Special Events

Summer 2008 Busy for Special Events

As we wrap this issue, the Summer Olympics in Beijing are still in full swing. The closing ceremonies are yet to come, but anyone who watched the opening ceremonies — even if just on TV — was astonished. Former Special Events Magazine Advisory Board member Colja Dams, CEO of German event powerhouse Vok Dams Group, has seen many wonderful events in many wonderful cities. Yet he told us that the 2008 opening ceremonies were “by far the best live event I ever attended.”

Mega events such as the Olympic Games and the U.S. presidential elections this year are always a huge boost to the special event business. This is clear in the statistics presented in our seventh annual “50 Top Event Companies” list, which starts on page 27. Despite the sour economic news worldwide, our respondents predict 2008 will be a strong year. They expect a 7 percent increase in the number of events they will produce this year over last and a healthy 8 percent boost in revenue. This is a far cry from the results in 2007, when our respondents predicted only a 2 percent gain in revenue for that year over the year prior and only a mild uptick — 1 percent — in total events produced.

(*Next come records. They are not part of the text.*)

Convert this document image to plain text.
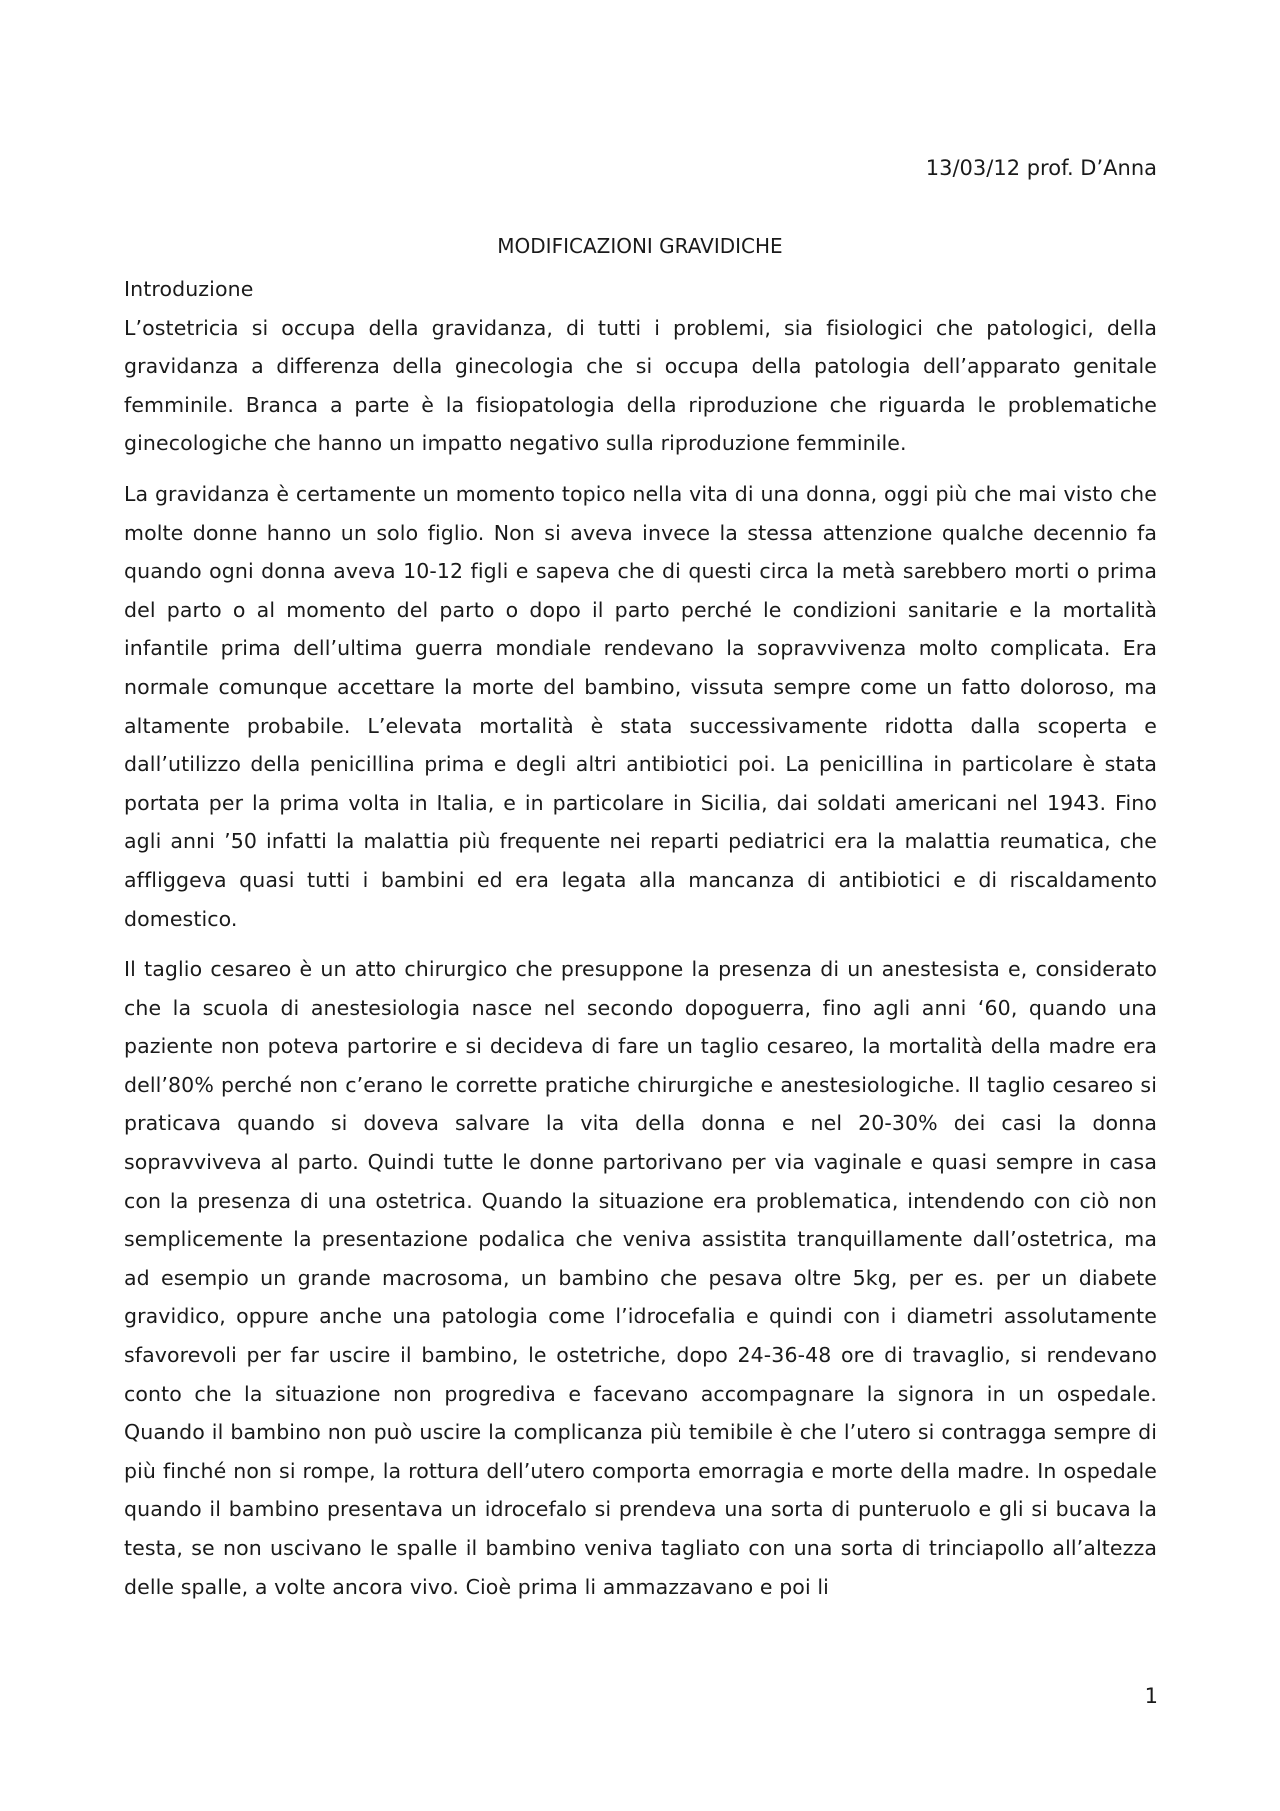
13/03/12 prof. D’Anna
MODIFICAZIONI GRAVIDICHE

Introduzione

L’ostetricia si occupa della gravidanza, di tutti i problemi, sia fisiologici che patologici, della gravidanza a differenza della ginecologia che si occupa della patologia dell’apparato genitale femminile. Branca a parte è la fisiopatologia della riproduzione che riguarda le problematiche ginecologiche che hanno un impatto negativo sulla riproduzione femminile.

La gravidanza è certamente un momento topico nella vita di una donna, oggi più che mai visto che molte donne hanno un solo figlio. Non si aveva invece la stessa attenzione qualche decennio fa quando ogni donna aveva 10-12 figli e sapeva che di questi circa la metà sarebbero morti o prima del parto o al momento del parto o dopo il parto perché le condizioni sanitarie e la mortalità infantile prima dell’ultima guerra mondiale rendevano la sopravvivenza molto complicata. Era normale comunque accettare la morte del bambino, vissuta sempre come un fatto doloroso, ma altamente probabile. L’elevata mortalità è stata successivamente ridotta dalla scoperta e dall’utilizzo della penicillina prima e degli altri antibiotici poi. La penicillina in particolare è stata portata per la prima volta in Italia, e in particolare in Sicilia, dai soldati americani nel 1943. Fino agli anni ’50 infatti la malattia più frequente nei reparti pediatrici era la malattia reumatica, che affliggeva quasi tutti i bambini ed era legata alla mancanza di antibiotici e di riscaldamento domestico.

Il taglio cesareo è un atto chirurgico che presuppone la presenza di un anestesista e, considerato che la scuola di anestesiologia nasce nel secondo dopoguerra, fino agli anni ‘60, quando una paziente non poteva partorire e si decideva di fare un taglio cesareo, la mortalità della madre era dell’80% perché non c’erano le corrette pratiche chirurgiche e anestesiologiche. Il taglio cesareo si praticava quando si doveva salvare la vita della donna e nel 20-30% dei casi la donna sopravviveva al parto. Quindi tutte le donne partorivano per via vaginale e quasi sempre in casa con la presenza di una ostetrica. Quando la situazione era problematica, intendendo con ciò non semplicemente la presentazione podalica che veniva assistita tranquillamente dall’ostetrica, ma ad esempio un grande macrosoma, un bambino che pesava oltre 5kg, per es. per un diabete gravidico, oppure anche una patologia come l’idrocefalia e quindi con i diametri assolutamente sfavorevoli per far uscire il bambino, le ostetriche, dopo 24-36-48 ore di travaglio, si rendevano conto che la situazione non progrediva e facevano accompagnare la signora in un ospedale. Quando il bambino non può uscire la complicanza più temibile è che l’utero si contragga sempre di più finché non si rompe, la rottura dell’utero comporta emorragia e morte della madre. In ospedale quando il bambino presentava un idrocefalo si prendeva una sorta di punteruolo e gli si bucava la testa, se non uscivano le spalle il bambino veniva tagliato con una sorta di trinciapollo all’altezza delle spalle, a volte ancora vivo. Cioè prima li ammazzavano e poi li

1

Yet the tough economy is giving a rough ride to another big segment of our readership: fundraisers. Rising prices, falling home values, the credit crunch — all these factors are putting the bite on donors who might otherwise open their wallets to deserving causes.

If you are the event planner behind a good cause, quitting is not an option. Staging successful fundraisers when times are tough is the focus of our cover story this month; turn to page 34.

Anne Dunsmore — who has been in the money-raising business for 30 years — is our “Guest Room” interview. Wealth never goes away, she tells us; it just shifts to another segment. Savvy fundraisers will stay on top of these shifting sands, adjusting elements of their events but never giving up the soul of what they do. Turn to page 20 to read the whole story.

Which brings us back to the Olympics opening ceremonies in Beijing. Reports that some event elements had been fudged by producers — lip-synching by one performer, fireworks displays jazzed up with prerecorded segments — have dimmed some of the luster of the event.

Event professionals have bigger dreams than most people. They can imagine perfection. But shooting for perfection by using shortcuts undermines the integrity of special events, and thereby their unique power. Stick with what's true; it's powerful.